|We've been playing D&D for a few months now - all us players are beginners, (not the DM, he's experienced). I'd like to know about ways to ensure that we have the best group dynamics possible. How to avoid players getting too frustrated with one another. Slight complication, the DM is on Skype, but all the players are in the same room.
Normally the DM would be managing a lot of the potential problems in a team, but as he is on Skype, it's a bit more difficult for him - often it's voice only so he cannot see us and is a bit cut off in that way. I'd like some tips on what I, as a player, can do to make the game better for everyone. So far we get on pretty well, but there are some cracks that might widen in the future. We have one player in particular who tends to argue with the DM ("I didn't really get hit by that attack"), or tells other people what they "really" do. As in "No, you didn't just do that, you did this!" I don't mean that she as a character interacts with the other player's characters, she actually tries to change what the other player says they want to do.

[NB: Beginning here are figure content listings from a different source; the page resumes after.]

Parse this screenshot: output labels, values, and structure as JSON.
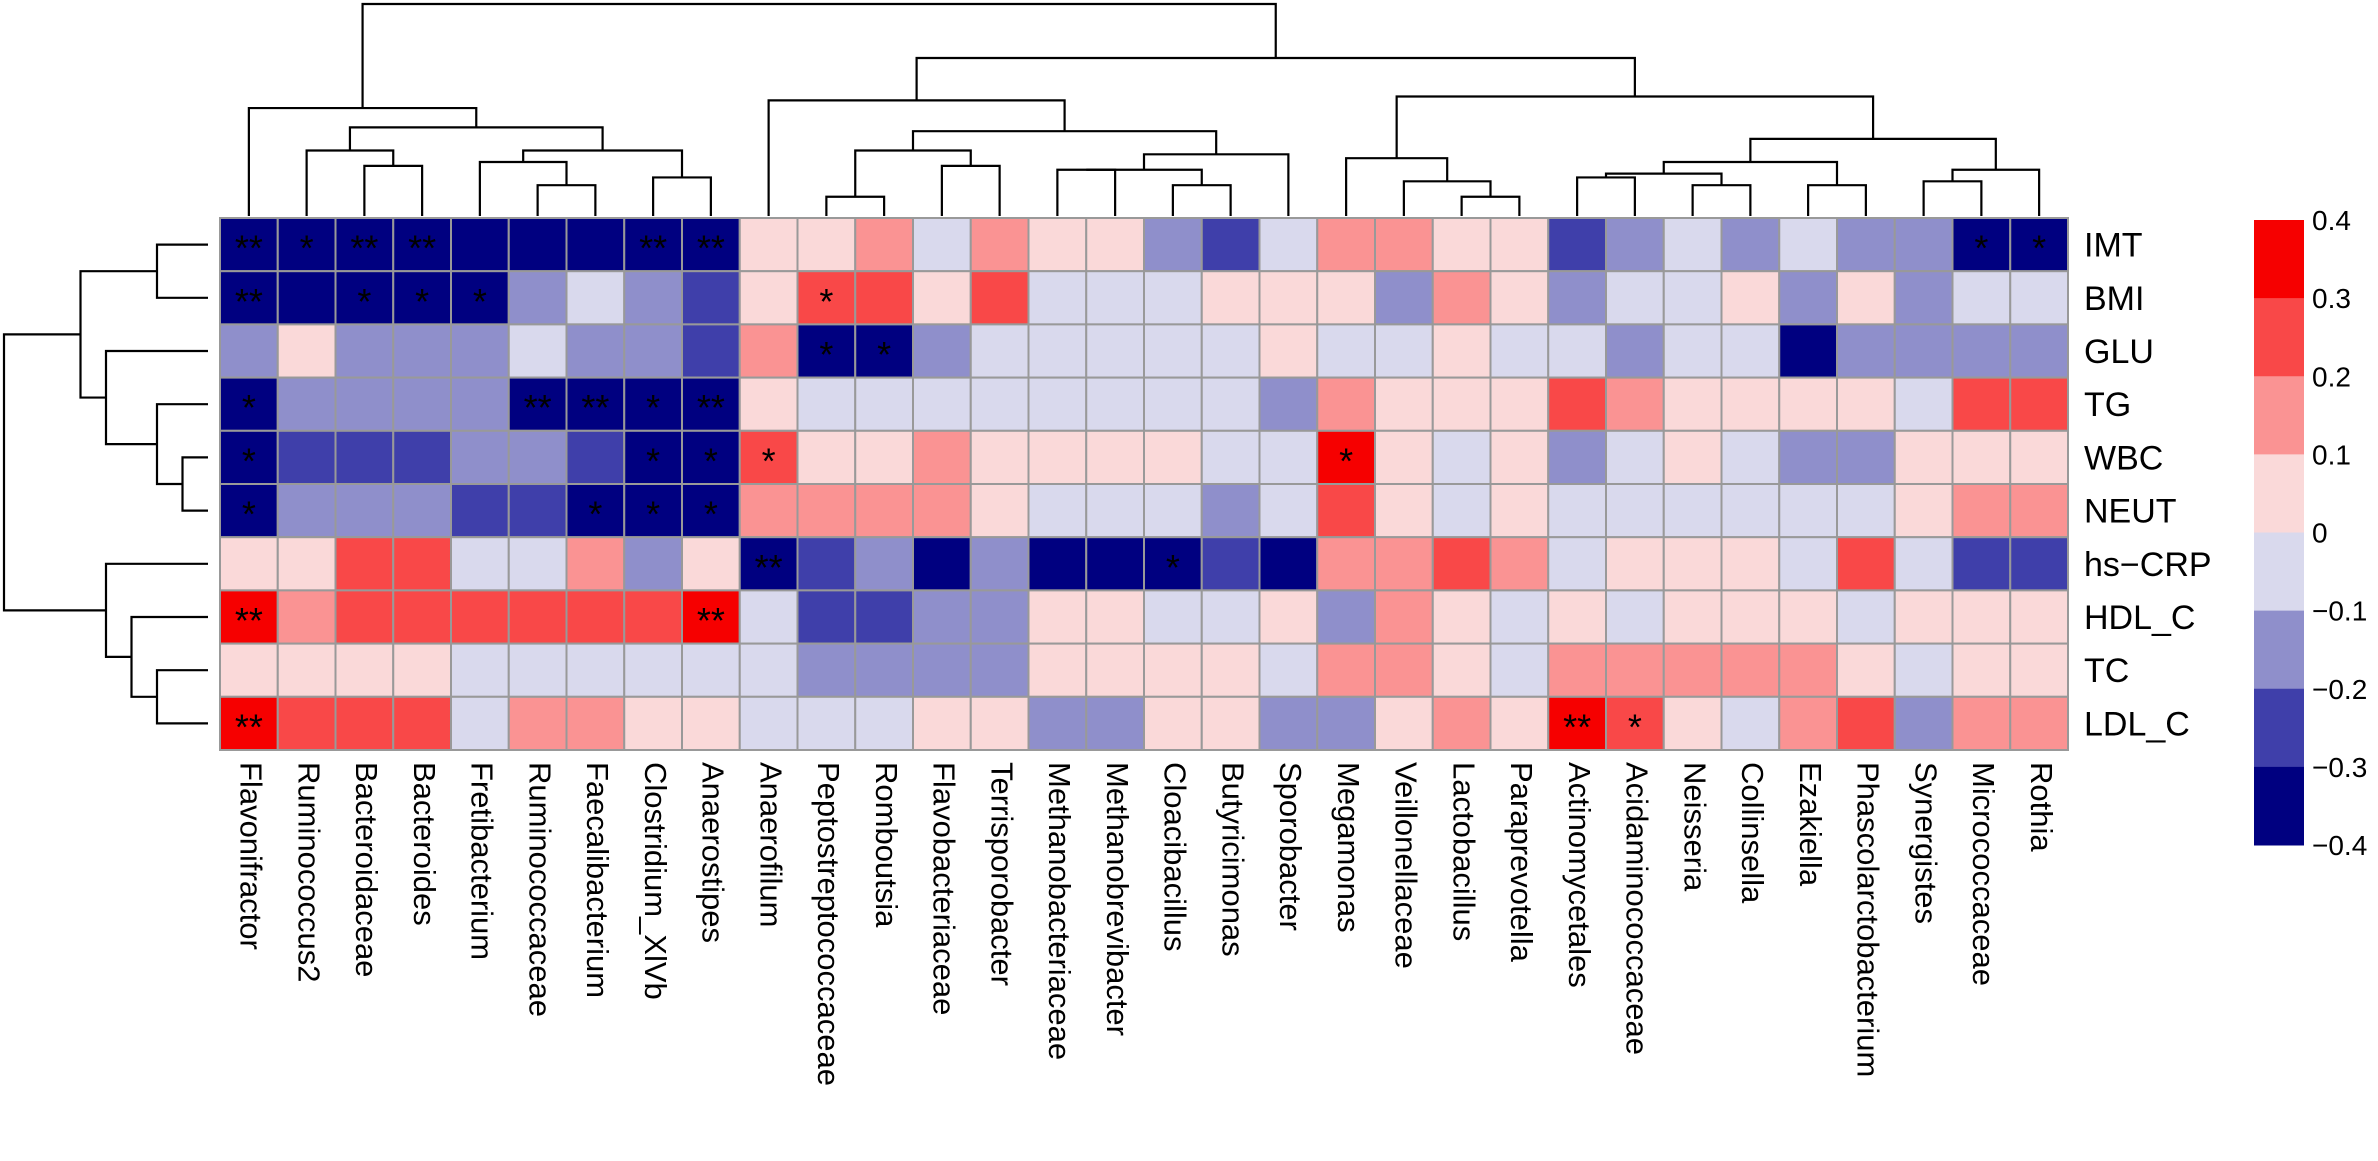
{
  "chart_data": {
    "type": "heatmap",
    "title": "",
    "xlabel": "",
    "ylabel": "",
    "rows": [
      "IMT",
      "BMI",
      "GLU",
      "TG",
      "WBC",
      "NEUT",
      "hs−CRP",
      "HDL_C",
      "TC",
      "LDL_C"
    ],
    "columns": [
      "Flavonifractor",
      "Ruminococcus2",
      "Bacteroidaceae",
      "Bacteroides",
      "Fretibacterium",
      "Ruminococcaceae",
      "Faecalibacterium",
      "Clostridium_XlVb",
      "Anaerostipes",
      "Anaerofilum",
      "Peptostreptococcaceae",
      "Romboutsia",
      "Flavobacteriaceae",
      "Terrisporobacter",
      "Methanobacteriaceae",
      "Methanobrevibacter",
      "Cloacibacillus",
      "Butyricimonas",
      "Sporobacter",
      "Megamonas",
      "Veillonellaceae",
      "Lactobacillus",
      "Paraprevotella",
      "Actinomycetales",
      "Acidaminococcaceae",
      "Neisseria",
      "Collinsella",
      "Ezakiella",
      "Phascolarctobacterium",
      "Synergistes",
      "Micrococcaceae",
      "Rothia"
    ],
    "values": [
      [
        -0.4,
        -0.4,
        -0.4,
        -0.4,
        -0.3,
        -0.3,
        -0.3,
        -0.4,
        -0.4,
        0.05,
        0.05,
        0.15,
        -0.05,
        0.15,
        0.05,
        0.05,
        -0.15,
        -0.25,
        -0.05,
        0.15,
        0.15,
        0.05,
        0.05,
        -0.25,
        -0.15,
        -0.05,
        -0.15,
        -0.05,
        -0.15,
        -0.15,
        -0.4,
        -0.4
      ],
      [
        -0.4,
        -0.3,
        -0.3,
        -0.3,
        -0.4,
        -0.15,
        -0.05,
        -0.15,
        -0.25,
        0.05,
        0.25,
        0.25,
        0.05,
        0.25,
        -0.05,
        -0.05,
        -0.05,
        0.05,
        0.05,
        0.05,
        -0.15,
        0.15,
        0.05,
        -0.15,
        -0.05,
        -0.05,
        0.05,
        -0.15,
        0.05,
        -0.15,
        -0.05,
        -0.05
      ],
      [
        -0.15,
        0.05,
        -0.15,
        -0.15,
        -0.15,
        -0.05,
        -0.15,
        -0.15,
        -0.25,
        0.15,
        -0.4,
        -0.4,
        -0.15,
        -0.05,
        -0.05,
        -0.05,
        -0.05,
        -0.05,
        0.05,
        -0.05,
        -0.05,
        0.05,
        -0.05,
        -0.05,
        -0.15,
        -0.05,
        -0.05,
        -0.3,
        -0.15,
        -0.15,
        -0.15,
        -0.15
      ],
      [
        -0.3,
        -0.15,
        -0.15,
        -0.15,
        -0.15,
        -0.4,
        -0.4,
        -0.3,
        -0.4,
        0.05,
        -0.05,
        -0.05,
        -0.05,
        -0.05,
        -0.05,
        -0.05,
        -0.05,
        -0.05,
        -0.15,
        0.15,
        0.05,
        0.05,
        0.05,
        0.25,
        0.15,
        0.05,
        0.05,
        0.05,
        0.05,
        -0.05,
        0.25,
        0.25
      ],
      [
        -0.3,
        -0.25,
        -0.25,
        -0.25,
        -0.15,
        -0.15,
        -0.25,
        -0.3,
        -0.4,
        0.25,
        0.05,
        0.05,
        0.15,
        0.05,
        0.05,
        0.05,
        0.05,
        -0.05,
        -0.05,
        0.35,
        0.05,
        -0.05,
        0.05,
        -0.15,
        -0.05,
        0.05,
        -0.05,
        -0.15,
        -0.15,
        0.05,
        0.05,
        0.05
      ],
      [
        -0.4,
        -0.15,
        -0.15,
        -0.15,
        -0.25,
        -0.25,
        -0.3,
        -0.4,
        -0.3,
        0.15,
        0.15,
        0.15,
        0.15,
        0.05,
        -0.05,
        -0.05,
        -0.05,
        -0.15,
        -0.05,
        0.25,
        0.05,
        -0.05,
        0.05,
        -0.05,
        -0.05,
        -0.05,
        -0.05,
        -0.05,
        -0.05,
        0.05,
        0.15,
        0.15
      ],
      [
        0.05,
        0.05,
        0.25,
        0.25,
        -0.05,
        -0.05,
        0.15,
        -0.15,
        0.05,
        -0.4,
        -0.25,
        -0.15,
        -0.4,
        -0.15,
        -0.4,
        -0.4,
        -0.4,
        -0.25,
        -0.4,
        0.15,
        0.15,
        0.25,
        0.15,
        -0.05,
        0.05,
        0.05,
        0.05,
        -0.05,
        0.25,
        -0.05,
        -0.25,
        -0.25
      ],
      [
        0.35,
        0.15,
        0.25,
        0.25,
        0.25,
        0.25,
        0.25,
        0.25,
        0.35,
        -0.05,
        -0.25,
        -0.25,
        -0.15,
        -0.15,
        0.05,
        0.05,
        -0.05,
        -0.05,
        0.05,
        -0.15,
        0.15,
        0.05,
        -0.05,
        0.05,
        -0.05,
        0.05,
        0.05,
        0.05,
        -0.05,
        0.05,
        0.05,
        0.05
      ],
      [
        0.05,
        0.05,
        0.05,
        0.05,
        -0.05,
        -0.05,
        -0.05,
        -0.05,
        -0.05,
        -0.05,
        -0.15,
        -0.15,
        -0.15,
        -0.15,
        0.05,
        0.05,
        0.05,
        0.05,
        -0.05,
        0.15,
        0.15,
        0.05,
        -0.05,
        0.15,
        0.15,
        0.15,
        0.15,
        0.15,
        0.05,
        -0.05,
        0.05,
        0.05
      ],
      [
        0.35,
        0.25,
        0.25,
        0.25,
        -0.05,
        0.15,
        0.15,
        0.05,
        0.05,
        -0.05,
        -0.05,
        -0.05,
        0.05,
        0.05,
        -0.15,
        -0.15,
        0.05,
        0.05,
        -0.15,
        -0.15,
        0.05,
        0.15,
        0.05,
        0.35,
        0.25,
        0.05,
        -0.05,
        0.15,
        0.25,
        -0.15,
        0.15,
        0.15
      ]
    ],
    "significance": [
      [
        "**",
        "*",
        "**",
        "**",
        "",
        "",
        "",
        "**",
        "**",
        "",
        "",
        "",
        "",
        "",
        "",
        "",
        "",
        "",
        "",
        "",
        "",
        "",
        "",
        "",
        "",
        "",
        "",
        "",
        "",
        "",
        "*",
        "*"
      ],
      [
        "**",
        "",
        "*",
        "*",
        "*",
        "",
        "",
        "",
        "",
        "",
        "*",
        "",
        "",
        "",
        "",
        "",
        "",
        "",
        "",
        "",
        "",
        "",
        "",
        "",
        "",
        "",
        "",
        "",
        "",
        "",
        "",
        ""
      ],
      [
        "",
        "",
        "",
        "",
        "",
        "",
        "",
        "",
        "",
        "",
        "*",
        "*",
        "",
        "",
        "",
        "",
        "",
        "",
        "",
        "",
        "",
        "",
        "",
        "",
        "",
        "",
        "",
        "",
        "",
        "",
        "",
        ""
      ],
      [
        "*",
        "",
        "",
        "",
        "",
        "**",
        "**",
        "*",
        "**",
        "",
        "",
        "",
        "",
        "",
        "",
        "",
        "",
        "",
        "",
        "",
        "",
        "",
        "",
        "",
        "",
        "",
        "",
        "",
        "",
        "",
        "",
        ""
      ],
      [
        "*",
        "",
        "",
        "",
        "",
        "",
        "",
        "*",
        "*",
        "*",
        "",
        "",
        "",
        "",
        "",
        "",
        "",
        "",
        "",
        "*",
        "",
        "",
        "",
        "",
        "",
        "",
        "",
        "",
        "",
        "",
        "",
        ""
      ],
      [
        "*",
        "",
        "",
        "",
        "",
        "",
        "*",
        "*",
        "*",
        "",
        "",
        "",
        "",
        "",
        "",
        "",
        "",
        "",
        "",
        "",
        "",
        "",
        "",
        "",
        "",
        "",
        "",
        "",
        "",
        "",
        "",
        ""
      ],
      [
        "",
        "",
        "",
        "",
        "",
        "",
        "",
        "",
        "",
        "**",
        "",
        "",
        "",
        "",
        "",
        "",
        "*",
        "",
        "",
        "",
        "",
        "",
        "",
        "",
        "",
        "",
        "",
        "",
        "",
        "",
        "",
        ""
      ],
      [
        "**",
        "",
        "",
        "",
        "",
        "",
        "",
        "",
        "**",
        "",
        "",
        "",
        "",
        "",
        "",
        "",
        "",
        "",
        "",
        "",
        "",
        "",
        "",
        "",
        "",
        "",
        "",
        "",
        "",
        "",
        "",
        ""
      ],
      [
        "",
        "",
        "",
        "",
        "",
        "",
        "",
        "",
        "",
        "",
        "",
        "",
        "",
        "",
        "",
        "",
        "",
        "",
        "",
        "",
        "",
        "",
        "",
        "",
        "",
        "",
        "",
        "",
        "",
        "",
        "",
        ""
      ],
      [
        "**",
        "",
        "",
        "",
        "",
        "",
        "",
        "",
        "",
        "",
        "",
        "",
        "",
        "",
        "",
        "",
        "",
        "",
        "",
        "",
        "",
        "",
        "",
        "**",
        "*",
        "",
        "",
        "",
        "",
        "",
        "",
        ""
      ]
    ],
    "color_scale": {
      "breaks": [
        -0.4,
        -0.3,
        -0.2,
        -0.1,
        0,
        0.1,
        0.2,
        0.3,
        0.4
      ],
      "colors": [
        "#000080",
        "#3F3FAA",
        "#8F8FCB",
        "#D9D9ED",
        "#FAD9D9",
        "#FA9393",
        "#F94848",
        "#F60000"
      ]
    },
    "legend": {
      "tick_labels": [
        "0.4",
        "0.3",
        "0.2",
        "0.1",
        "0",
        "−0.1",
        "−0.2",
        "−0.3",
        "−0.4"
      ],
      "placement": "right"
    },
    "row_dendrogram": {
      "order": [
        0,
        1,
        2,
        3,
        4,
        5,
        6,
        7,
        8,
        9
      ],
      "merges": [
        [
          -5,
          -6,
          1
        ],
        [
          -4,
          1,
          2
        ],
        [
          -1,
          -2,
          2
        ],
        [
          -3,
          2,
          4
        ],
        [
          3,
          4,
          5
        ],
        [
          -9,
          -10,
          2
        ],
        [
          -8,
          6,
          3
        ],
        [
          -7,
          7,
          4
        ],
        [
          5,
          8,
          8
        ]
      ]
    },
    "col_dendrogram": {
      "order": [
        0,
        1,
        2,
        3,
        4,
        5,
        6,
        7,
        8,
        9,
        10,
        11,
        12,
        13,
        14,
        15,
        16,
        17,
        18,
        19,
        20,
        21,
        22,
        23,
        24,
        25,
        26,
        27,
        28,
        29,
        30,
        31
      ],
      "merges": [
        [
          -6,
          -7,
          0.8
        ],
        [
          -5,
          1,
          1.4
        ],
        [
          -8,
          -9,
          1.0
        ],
        [
          2,
          3,
          1.7
        ],
        [
          -3,
          -4,
          1.3
        ],
        [
          -2,
          5,
          1.7
        ],
        [
          6,
          4,
          2.3
        ],
        [
          -1,
          7,
          2.8
        ],
        [
          -11,
          -12,
          0.5
        ],
        [
          -13,
          -14,
          1.3
        ],
        [
          9,
          10,
          1.7
        ],
        [
          -17,
          -18,
          0.8
        ],
        [
          -15,
          -16,
          1.2
        ],
        [
          13,
          12,
          1.2
        ],
        [
          -19,
          14,
          1.6
        ],
        [
          11,
          15,
          2.2
        ],
        [
          -10,
          16,
          3.0
        ],
        [
          -22,
          -23,
          0.5
        ],
        [
          -21,
          18,
          0.9
        ],
        [
          -20,
          19,
          1.5
        ],
        [
          -29,
          -28,
          0.8
        ],
        [
          -26,
          -27,
          0.8
        ],
        [
          -24,
          -25,
          1.0
        ],
        [
          23,
          22,
          1.1
        ],
        [
          24,
          21,
          1.4
        ],
        [
          -30,
          -31,
          0.9
        ],
        [
          -32,
          26,
          1.2
        ],
        [
          25,
          27,
          2.0
        ],
        [
          20,
          28,
          3.1
        ],
        [
          17,
          29,
          4.1
        ],
        [
          8,
          30,
          5.5
        ]
      ]
    }
  }
}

We do like to help one another when playing, making suggestions, "Why don't you do x or y" but I feel like that's a bit different. Or is that also bad D&D etiquette?
One of the other players is much more reticent and passive. She seems to be enjoying the game, but also doesn't seem comfortable taking a more active role, making decisions etc. Is there a way that I as a player can encourage her to step up more without seeming too obvious or patronising? The times when the DM is in the room with us, he does a great job of managing this, but over Skype he doesn't always seem to pick up on her reticence.
Another question, does anyone have any tips on how to manage the division from what my character does in the game, as opposed to what I, Zumbador am doing? For example, sometimes I will do something in the game - e.g. prevent one of my companions from attacking a creature, ( I'll say: "I step in front of Zorra so that he cannot attack the bear" because it seems logical and in character to me, but "in the room" sometimes I get a feeling that my fellow players feel as though it's me, Zumbador, interfering with their game play. My character is neutral good, so I never do things that are destructive of vindictive, and I try very hard not to do things that will frustrate my party, but occasionally I do have my own ideas that are in contrast with my companions! :)
And lastly any tips on how to loosen up and become more confident in role playing would be much appreciated. At the moment I tend to freeze up when I suddenly have to act "in character" e.g. speak to an NPC. Any advice would be much appreciated.